Con lo zaino mezzo vuoto in spalla e il sacchetto di carta bianco in mano, Manuel si appropinqua all'altro ragazzo. Si ferma davanti a lui, lo fissa inclinando il capo su di un lato.

«Ti ho portato un cornetto alla crema,» esclama «non abbiamo litigato, credo» incespica sull'ultima parola, dal momento che non è sicuro, non sa cosa effettivamente sia successo tra di loro, se è successo qualcosa «però 'na volta qualcuno m'ha detto che il cibo è 'na scusa buona pe' parlare.»

Simone osserva il sacchetto contenente la brioche che è stato appoggiato sulla superficie piana. Sospira, sommesso, e sposta lo sguardo sul compagno. Contorce le labbra in una smorfia. «Non dovevi» sussurra.

«Portarte la colazione o chiedere di parlare?»

«Tutte e due.»

«Simò...» Manuel si piega sulle ginocchia, reggendosi al banco per mantenere l'equilibrio. In tal modo, è inevitabile far incrociare i loro occhi.

Quei giorni senza avere una reale conversazione sono pesati su di lui al pari di un macigno ed è un aspetto che lo logora alquanto. «Mi dici che c'hai?» domanda ancora, imperterrito.

«Niente.»

«Eh, è 'na cazzata.»

«No, è vero. Ho avuto la febbre, anzi, scusa se non ho risposto ai messaggi, ero...»

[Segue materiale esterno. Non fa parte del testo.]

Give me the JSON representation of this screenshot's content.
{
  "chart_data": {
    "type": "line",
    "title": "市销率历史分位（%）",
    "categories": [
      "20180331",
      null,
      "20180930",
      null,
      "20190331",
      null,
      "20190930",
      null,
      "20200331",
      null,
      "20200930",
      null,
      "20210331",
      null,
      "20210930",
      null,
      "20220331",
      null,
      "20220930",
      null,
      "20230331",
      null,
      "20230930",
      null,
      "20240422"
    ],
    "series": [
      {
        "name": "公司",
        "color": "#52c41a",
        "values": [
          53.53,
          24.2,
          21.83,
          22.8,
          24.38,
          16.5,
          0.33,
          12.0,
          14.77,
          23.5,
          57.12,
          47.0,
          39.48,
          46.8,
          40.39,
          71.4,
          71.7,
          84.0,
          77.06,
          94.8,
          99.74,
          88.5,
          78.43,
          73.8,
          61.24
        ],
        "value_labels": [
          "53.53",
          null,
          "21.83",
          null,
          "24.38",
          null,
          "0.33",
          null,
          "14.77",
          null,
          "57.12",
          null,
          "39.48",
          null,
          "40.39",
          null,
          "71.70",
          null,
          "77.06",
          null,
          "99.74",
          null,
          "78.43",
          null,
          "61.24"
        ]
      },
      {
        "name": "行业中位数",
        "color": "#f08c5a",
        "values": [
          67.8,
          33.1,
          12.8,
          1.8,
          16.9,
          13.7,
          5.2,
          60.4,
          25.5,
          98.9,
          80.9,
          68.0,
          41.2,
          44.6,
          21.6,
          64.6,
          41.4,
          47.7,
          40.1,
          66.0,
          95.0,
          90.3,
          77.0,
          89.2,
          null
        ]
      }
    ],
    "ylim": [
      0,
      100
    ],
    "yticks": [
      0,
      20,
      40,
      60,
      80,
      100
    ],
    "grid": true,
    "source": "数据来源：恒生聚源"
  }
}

«Non m'importa dei messaggi, ma ce sta qualcosa che non va sì e so che ce sta, te lo leggo in faccia.»

«Non c'è niente» ribadisce Simone. La sua voce è un soffio. Inclina di qualche centimetro il busto in avanti e solo a tal punto allunga una mano per andare a sfiorare il viso dell'altro ragazzo con la punta delle dita.

«Te lo giuro, non c'è niente» pigola «ti puoi fidare di me, per favore?»

La fiducia è come una scommessa.

Manuel è da sempre convinto di questo, che essa coincide con una puntata ad una roulette che non si sa quando potrebbe smettere di girare – perché le persone sono strane, si pensa di conoscerle fino in fondo e all'improvviso si rivelano per l'esatto contrario.